L’évaluation est simple. Le résultat en est nul. Le Maroc n’a créé aucun modèle ni aucune star. Il n’a contribué à aucune des rares success stories de ses fils.
Bien sûr, il y a des Marocains qui ont réussi. Par exemple, dans le domaine du sport : athlétisme, football... Aouita, Nawal Moutaouakkil, El Guerrouj, Arazi, Alami, Bidouane et tous les autres... Leur étoile a brillé dans les firmaments internationaux et fait briller les yeux de toute une nation. Grâce à eux, l’hymne du Maroc a retenti dans les rencontres mondiales les plus solennelles et le drapeau rouge frappé de l’étoile verte qui incarne les couleurs et l’honneur du royaume chérifien a été hissé bien haut.
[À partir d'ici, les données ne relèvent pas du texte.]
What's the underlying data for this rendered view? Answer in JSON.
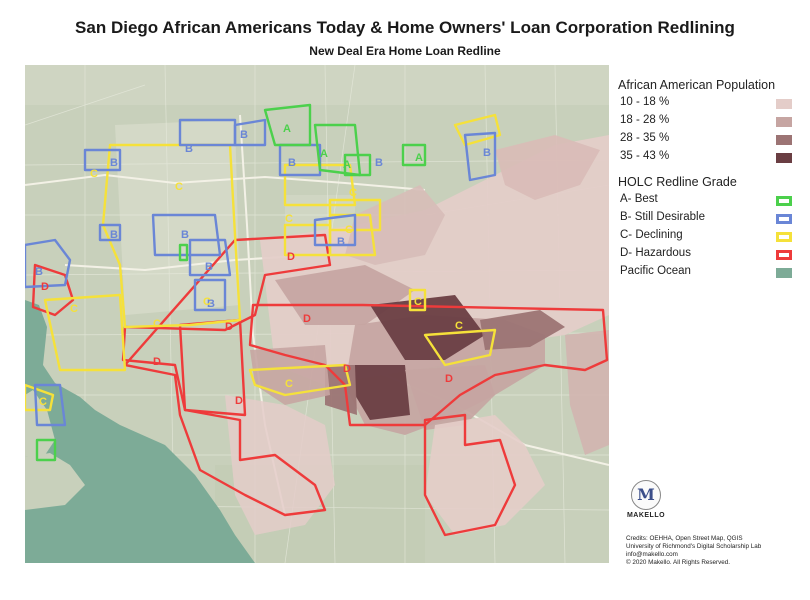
{
  "title": "San Diego African Americans Today & Home Owners' Loan Corporation Redlining",
  "subtitle": "New Deal Era Home Loan Redline",
  "legend": {
    "population_title": "African American Population",
    "population_items": [
      {
        "label": "10 - 18 %",
        "color": "#e4cdc9"
      },
      {
        "label": "18 - 28 %",
        "color": "#c6a5a2"
      },
      {
        "label": "28 - 35 %",
        "color": "#9c7474"
      },
      {
        "label": "35 - 43 %",
        "color": "#6a3e43"
      }
    ],
    "grade_title": "HOLC Redline Grade",
    "grade_items": [
      {
        "label": "A- Best",
        "color": "#4cd04c"
      },
      {
        "label": "B- Still Desirable",
        "color": "#6a86d6"
      },
      {
        "label": "C- Declining",
        "color": "#f5e13a"
      },
      {
        "label": "D- Hazardous",
        "color": "#ee3b3b"
      }
    ],
    "ocean_label": "Pacific Ocean",
    "ocean_color": "#7dab97"
  },
  "map_labels": {
    "a": "A",
    "b": "B",
    "c": "C",
    "d": "D"
  },
  "logo": {
    "mark": "M",
    "name": "MAKELLO"
  },
  "credits": [
    "Credits: OEHHA, Open Street Map, QGIS",
    "University of Richmond's Digital Scholarship Lab",
    "info@makello.com",
    "© 2020 Makello. All Rights Reserved."
  ]
}
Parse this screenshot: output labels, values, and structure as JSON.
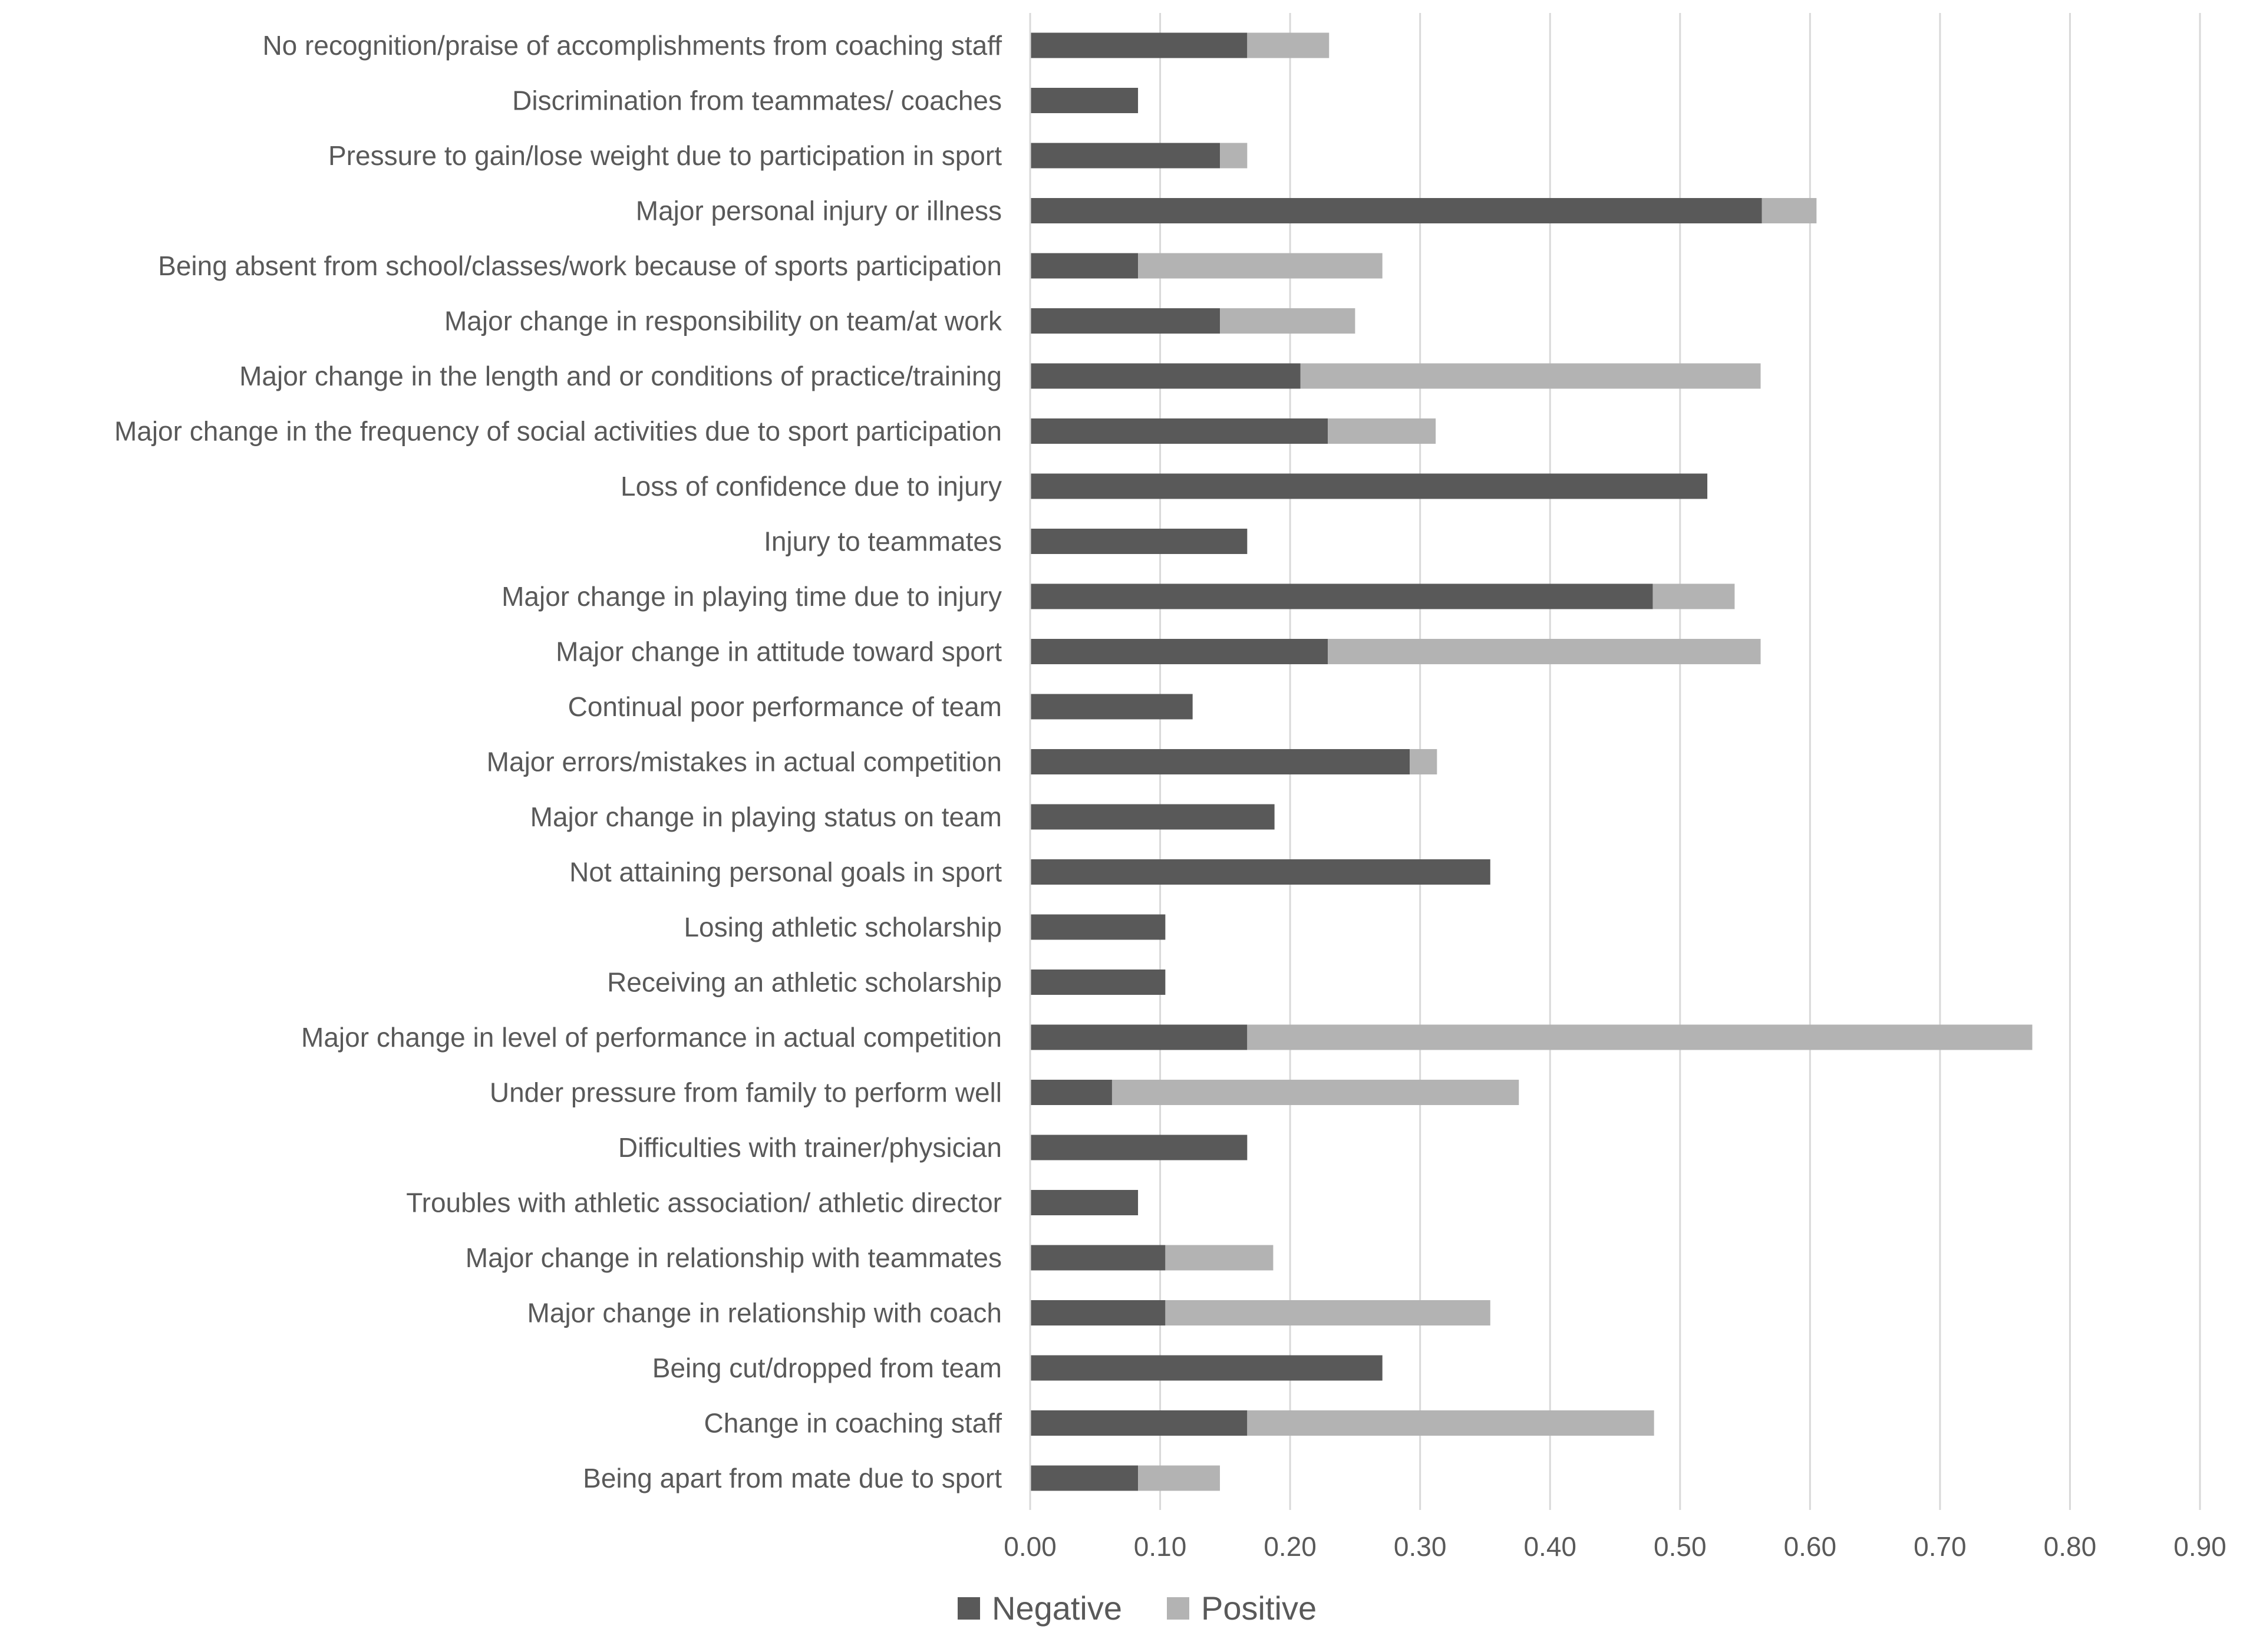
{
  "chart_data": {
    "type": "bar",
    "orientation": "horizontal",
    "stacked": true,
    "title": "",
    "xlabel": "",
    "ylabel": "",
    "xlim": [
      0,
      0.9
    ],
    "x_ticks": [
      0,
      0.1,
      0.2,
      0.3,
      0.4,
      0.5,
      0.6,
      0.7,
      0.8,
      0.9
    ],
    "x_tick_labels": [
      "0.00",
      "0.10",
      "0.20",
      "0.30",
      "0.40",
      "0.50",
      "0.60",
      "0.70",
      "0.80",
      "0.90"
    ],
    "grid": "vertical",
    "legend_position": "bottom",
    "categories": [
      "No recognition/praise of accomplishments from coaching staff",
      "Discrimination from teammates/ coaches",
      "Pressure to gain/lose weight due to participation in sport",
      "Major personal injury or illness",
      "Being absent from school/classes/work because of sports participation",
      "Major change in responsibility on team/at work",
      "Major change in the length and or conditions of practice/training",
      "Major change in the frequency of social activities due to sport participation",
      "Loss of confidence due to injury",
      "Injury to teammates",
      "Major change in playing time due to injury",
      "Major change in attitude toward sport",
      "Continual poor performance of team",
      "Major errors/mistakes in actual competition",
      "Major change in playing status on team",
      "Not attaining personal goals in sport",
      "Losing athletic scholarship",
      "Receiving an athletic scholarship",
      "Major change in level of performance in actual competition",
      "Under pressure from family to perform well",
      "Difficulties with trainer/physician",
      "Troubles with athletic association/ athletic director",
      "Major change in relationship with teammates",
      "Major change in relationship with coach",
      "Being cut/dropped from team",
      "Change in coaching staff",
      "Being apart from mate due to sport"
    ],
    "series": [
      {
        "name": "Negative",
        "color": "#595959",
        "values": [
          0.167,
          0.083,
          0.146,
          0.563,
          0.083,
          0.146,
          0.208,
          0.229,
          0.521,
          0.167,
          0.479,
          0.229,
          0.125,
          0.292,
          0.188,
          0.354,
          0.104,
          0.104,
          0.167,
          0.063,
          0.167,
          0.083,
          0.104,
          0.104,
          0.271,
          0.167,
          0.083
        ]
      },
      {
        "name": "Positive",
        "color": "#b3b3b3",
        "values": [
          0.063,
          0.0,
          0.021,
          0.042,
          0.188,
          0.104,
          0.354,
          0.083,
          0.0,
          0.0,
          0.063,
          0.333,
          0.0,
          0.021,
          0.0,
          0.0,
          0.0,
          0.0,
          0.604,
          0.313,
          0.0,
          0.0,
          0.083,
          0.25,
          0.0,
          0.313,
          0.063
        ]
      }
    ]
  }
}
Dans d’autres domaines, on trouve ceux qui ont décroché des prix prestigieux, comme Tahar Benjelloun (prix Goncourt). Grâce à leur travail, le Maroc peut se glorifier d’être reconnu dans le monde des lettres. Ou encore, les stars que l’on ne présente plus, comme Jamal Debbouze, Gad El Maleh, etc...
Mais tous ces Marocains ne doivent leur succès qu’à eux-mêmes. Leur pays n’a rien fait pour eux. Il n’a rien fait pour les découvrir, rien pour les encourager, rien pour les accompagner...
Pire. Les Marocains qui ont réussi à se construire un nom sur la scène internationale, ont été honteusement récupérés pendant qu’ils étaient au sommet de la gloire et tout aussi honteusement dédaignés dès que leur carrière a pris fin.
Aouita a dû aller prodiguer son savoir à des étrangers. Nawal est membre du comité olympique, mais ce n’est pas grâce au Maroc. Quant à El Guerrouj, il vient de mesurer toute l’estime que son pays a pour lui. Il pensait, en fin de course, pouvoir accéder à la présidence de la fédération d’athlétisme et mettre son savoir au service de ses concitoyens. Il s’était naïvement lancé dans une compétition électorale pour cela. Et voilà qu’on lui dit de se contenter de la vice-présidence - sans élections - et de laisser la présidence à Ahizoune, un homme qui a plus d’argent que lui. C’est l’entreprise qu’Ahizoune dirige, Maroc Telecom, qui a de l’argent. Mais au Maroc, c’est du pareil au même... Un coup de fil et il débloque de l’argent pour la Fédération, un autre et il en débloque pour l’environnement, un troisième et il noie de « sa générosité » une prestigieuse Fondation...
Pourquoi, dans ces conditions, irait-on soutenir la candidature d’El Guerrouj à la tête de la Fédération ? Juste pour donner confiance aux jeunes ? Pour les inciter à suivre l’exemple concret de quelqu’un qui aurait escaladé l’échelle de la réussite sous leurs yeux ? Pour leur permettre de croire à la mobilité sociale et les détourner du désespoir, de la délinquance ou de l’islamisme violent qui les cueille comme des fruits mûrs quand leur désillusion est à son comble ? Tout cela ne semble pas encore important aux yeux du Maroc d’aujourd’hui. Ou, en tout cas, ce n’est pas le plus important. Qu’est ce qui est le plus important ? Qu’on ne compte pas sur nous pour répondre à cette question. Nous en sommes incapables.